Health care stocks have been suffering from a malaise. They lagged the market for a long time, only to feel good again over the past year, before indigestion returned. During the past month, they have lagged the market, as the overall market bounced back.
My guru strategies have taken note by taking advantage of relatively lower prices. They have given high grades to a number of health care stocks. When one of these strategies gives a stock a high grade, it is worth writing about. This time, I am recommending two stocks that earned high-fives from two strategies, and the third stock received a high grade from one strategy. These strategies are automated analyses that mirror the strategies of some of history's most savvy investors, and they have proven their worth over the eight-plus years I have used them.
AstraZeneca (AZN) gets passing grades from two strategies. Formed in 1999, when Astra of Sweden and Zeneca Group of the United Kingdom joined forces, the company operates in over 100 countries, has more than 61,000 employees and spends more than $4 billion a year on research and development.
Peter Lynch, one of history's more storied mutual fund managers, has written about how he analyzes stocks in his book, One Up on Wall Street. Based on his writings, I created a strategy that suggests that AstraZeneca is worth investing in today. Its size is favorable with sales of nearly $34 billion, its earnings per share (EPS) is positive and the company has reasonable amount of debt.
The price/earnings to growth (P/E/G) ratio is the strategy's best-known variable, and it measures how much the investor is paying for growth. It needs to be 1.0 or lower, and south of 0.5 is even better. AstraZeneca is in this most desired territory by having a yield-adjusted P/E/G of 0.36.

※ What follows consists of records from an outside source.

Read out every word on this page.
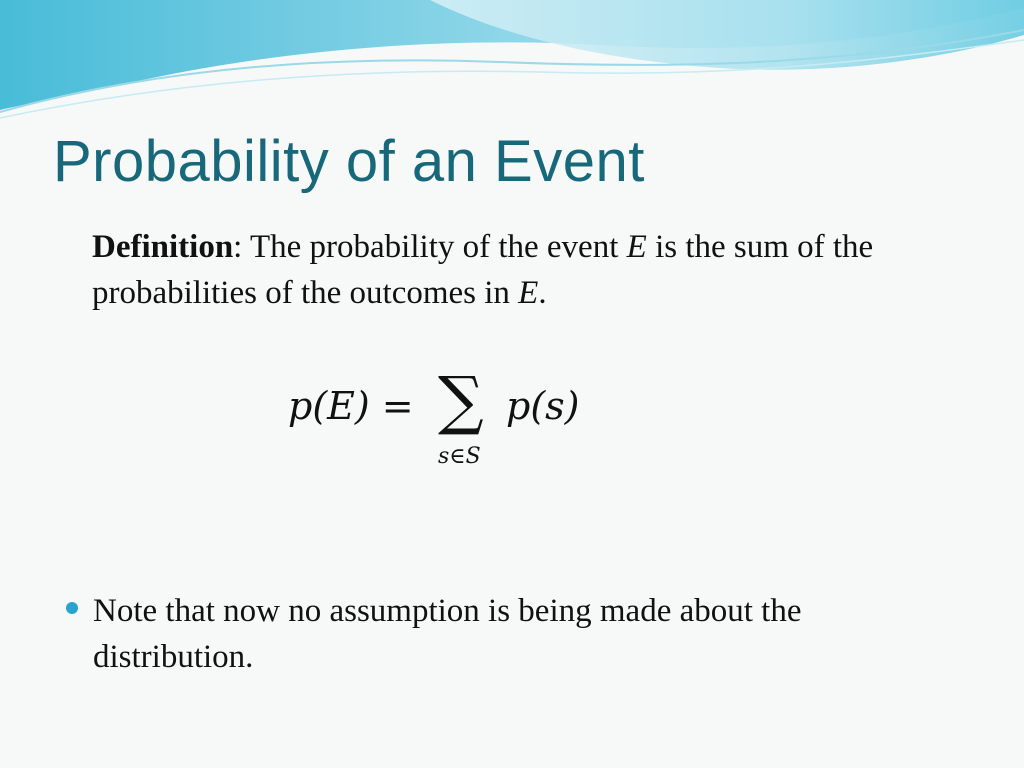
Probability of an Event
Definition: The probability of the event E is the sum of the probabilities of the outcomes in E.
p(E) = ∑ p(s)
s∈S
Note that now no assumption is being made about the distribution.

Money manager and noted market analyst James P. O'Shaughnessy is also onboard with AstraZeneca. This strategy likes the company's market cap ($62 billion), positive cash flow per share, large number of shares outstanding (1.4 billion) and sizable annual sales. The final measurement used by this strategy is to take all of those stocks that pass the previous tests and pick the 50 that provide the highest dividend yield. AstraZeneca's yield of 5.70% places it in this coveted, top-50 category.
In the U.S., there are three major players in the pharmaceutical distribution space. AmerisourceBergen (ABC) is one of these and it gets a clean bill of health from both the Lynch and O'Shaughnessy strategies. The company reports that it handles about 20% of all the pharmaceuticals sold and distributed throughout the country.
The Lynch strategy likes AmerisourceBergen because of its positive cash flow, reasonable debt load and yield-adjusted P/E/G ratio of 0.75. That P/E/G is not as low as AstraZeneca's, but it is certainly more than adequate.
The O'Shaughnessy strategy comes in two flavors - the Cornerstone Growth Strategy and the Cornerstone Value Strategy. The Value Strategy reviewed AstraZeneca, while AmerisourceBergen was analyzed using the Growth Strategy (because it is a smaller company than AstraZeneca). As a result, the variables considered are different.
The Cornerstone Growth Strategy favors AmerisourceBergen because of its market cap ($11 billion), EPS, which has increased in each of the past five years, and modest price-sales ratio. It takes the companies that pass the previous tests and then picks the top 50 based on relative strength, which is a measure of how well a stock has performed vs. the rest of the market over the past year. With a relative strength of 85, AmerisourceBergen is in this top-50 grouping.
Novo Nordisk (NVO) gets a nod from only from the Lynch strategy, but don't let that dissuade you from investing in this company. This is a very strong pharmaceutical firm with excellent prospects. Headquartered in Denmark, Novo Nordisk holds about 50% of the world's insulin market, making it a giant in the diabetes arena. The company also has non-diabetes products as well.
The Lynch strategy likes the company's P/E/G ratio of 0.91, based on a P/E of 21.25 and a growth rate of 23.30%, which is the average of the three- four- and five-year historical EPS growth rates. In addition, debt is quite low and cash flow is positive.
Health care stocks are in the doldrums, yet their prospects are quite strong and their stock prices favorable. If you do not already own health care stocks, any of these would be strong additions to your portfolio.